Alors que le grand patron réfute cet argument, le chauffeur maintient qu’il a déjà perdu 97.000 dollars à cause de cette politique de prix. Et il ajoute à Travis Kalanick que plus personne ne croit en lui. Le fondateur de la start-up la mieux valorisée du monde perd alors son sang-froid et rétorque, passablement énervé : ” Certaines personnes ne prennent pas leurs responsabilités quand ils font de la merde. Ils rejettent la faute de tout ce qui leur arrive dans leur vie sur quelqu’un d’autre. Bonne chance ! “. Et il claque la porte.
La séquence est un buzz mondial. Elle dépasse les quatre millions de vues sur YouTube et oblige le patron à s’excuser quelques jours après l’incident. Pire, il admet même qu’il a besoin d’aide pour gérer son entreprise, et la firme annonce publiquement qu’elle cherche un numéro deux pour prendre en charge les opérations d’Uber au niveau mondial. Il faut dire que la période n’a rien de simple pour Travis Kalanick, patron frondeur… Voici les quatre grandes turbulences du moment.
1. Greyball, le logiciel “anti-flagrant délit”
Le New York Times a récemment dévoilé l’utilisation par Uber d’un logiciel secret dénommé GreyBall qui permettait à la start-up de détecter les policiers et les autorités susceptibles d’intercepter des chauffeurs dans des villes où l’application n’était pas autorisée. Le logiciel repérait les personnes qui se connectaient très régulièrement à l’application pour réaliser des observations, notamment lorsqu’elles se situaient à proximité de bâtiments officiels. Greyball détectait aussi les données bancaires des officiels et pouvaient, d’après les déclarations d’anciens employés d’Uber, consulter les profils sur les réseaux sociaux.
Lorsqu’un agent était repéré, Greyball le dirigeait vers une version tronquée de l’application, dans laquelle les voitures qui s’affichaient n’existaient pas réellement. Les responsables d’Uber ont admis l’existence de ce logiciel mais l’ont, dans un premier temps, justifié par la nécessité de protéger leurs chauffeurs. Selon eux, ” Greyball bloque les demandes frauduleuses de gens qui veulent s’en prendre aux chauffeurs ou de concurrents qui veulent perturber nos opérations “. Mais cette défense prend un peu de plomb dans l’aile lorsque le responsable de la sécurité chez Uber admet que l’entreprise a ” entamé un examen des différentes manières dont cette technologie a été utilisée jusqu’à présent “, en ajoutant : ” nous interdisons expressément à l’avenir son utilisation pour cibler des actions des régulateurs locaux “.

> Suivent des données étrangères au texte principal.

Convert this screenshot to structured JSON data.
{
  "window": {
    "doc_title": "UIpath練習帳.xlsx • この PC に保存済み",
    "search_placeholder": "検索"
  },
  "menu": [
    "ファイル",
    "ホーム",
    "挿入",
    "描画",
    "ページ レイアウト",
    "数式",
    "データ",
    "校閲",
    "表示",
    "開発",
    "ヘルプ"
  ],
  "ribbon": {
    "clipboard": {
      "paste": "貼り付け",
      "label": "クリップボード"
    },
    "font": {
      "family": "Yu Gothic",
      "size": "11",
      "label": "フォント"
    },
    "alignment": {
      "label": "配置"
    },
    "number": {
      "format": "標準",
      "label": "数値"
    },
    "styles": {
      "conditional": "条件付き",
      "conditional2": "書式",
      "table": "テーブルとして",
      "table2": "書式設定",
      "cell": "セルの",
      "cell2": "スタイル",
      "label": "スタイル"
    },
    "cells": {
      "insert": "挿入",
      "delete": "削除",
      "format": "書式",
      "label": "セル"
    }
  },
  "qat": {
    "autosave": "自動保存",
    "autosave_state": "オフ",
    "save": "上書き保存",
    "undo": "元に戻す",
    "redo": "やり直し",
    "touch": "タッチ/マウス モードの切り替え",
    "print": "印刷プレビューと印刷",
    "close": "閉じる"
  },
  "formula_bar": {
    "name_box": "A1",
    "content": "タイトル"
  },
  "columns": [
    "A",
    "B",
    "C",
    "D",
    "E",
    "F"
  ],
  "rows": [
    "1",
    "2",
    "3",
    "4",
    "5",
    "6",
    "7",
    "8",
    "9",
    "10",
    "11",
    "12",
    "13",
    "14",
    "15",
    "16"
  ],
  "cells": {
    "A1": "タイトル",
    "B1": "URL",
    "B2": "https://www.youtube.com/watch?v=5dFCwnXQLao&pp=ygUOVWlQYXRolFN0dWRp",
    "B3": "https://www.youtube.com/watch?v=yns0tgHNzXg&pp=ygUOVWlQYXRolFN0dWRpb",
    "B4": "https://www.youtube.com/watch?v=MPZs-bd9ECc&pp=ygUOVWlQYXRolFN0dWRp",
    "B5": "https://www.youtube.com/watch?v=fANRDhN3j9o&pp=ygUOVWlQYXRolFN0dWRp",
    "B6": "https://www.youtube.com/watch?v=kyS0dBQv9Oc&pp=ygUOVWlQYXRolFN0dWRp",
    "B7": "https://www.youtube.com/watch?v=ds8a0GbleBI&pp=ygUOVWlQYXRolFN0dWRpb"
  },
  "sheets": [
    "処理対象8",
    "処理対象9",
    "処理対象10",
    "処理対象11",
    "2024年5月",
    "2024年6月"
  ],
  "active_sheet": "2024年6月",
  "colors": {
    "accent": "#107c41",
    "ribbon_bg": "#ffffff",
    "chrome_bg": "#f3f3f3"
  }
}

2. Google accuse Uber d’espionnage industriel
Alors que le trublion du secteur du transport de personnes multiplie les effets d’annonces autour de ses voitures autonomes ces derniers mois, ce sont surtout ses camions autonomes, sous la marque Otto (une start-up rachetée par Uber pour 680 millions de dollars) qui font parler d’eux depuis fin février. Et pour cause, Waymo, la filiale de Google spécialisée dans les véhicules autonomes, accuse Uber de… vol de secrets industriels et violation de brevets. La raison ? Otto utiliserait des capteurs Lidar originellement développés par Google/Waymo. Le géant du Net accuse précisément un de ses anciens dirigeants d’avoir téléchargé, fin 2015, des milliers de dossiers confidentiels, dont des plans de circuits électroniques de capteurs essentiels dans le guidage d’une voiture sans conducteur, avant de lancer Otto et de rejoindre Uber. Les mêmes que ceux qu’on retrouverait aujourd’hui sur les camions Otto. La semaine passée, devant un juge de San Francisco, Google a même demandé à ce que tous les projets d’Uber liés à la voiture autonome soient bloqués.

Une telle interdiction constituerait une sacrée tuile pour la firme de Travis Kalanick pour qui il s’agit d’une tentative sans fondement destinée à ralentir un concurrent : ” Nous nous défendrons vigoureusement face à eux devant les tribunaux. Et pendant ce temps, nous allons continuer à travailler dur pour que les voitures autonomes profitent au monde “.
3. Du harcèlement sexuel et un environnement toxique
Depuis sa création, Uber se trouve sur une ligne rouge. La start-up se positionne de manière assumée comme disruptive.” – Grégoire Leclercq (Observatoire français de l’ubérisation)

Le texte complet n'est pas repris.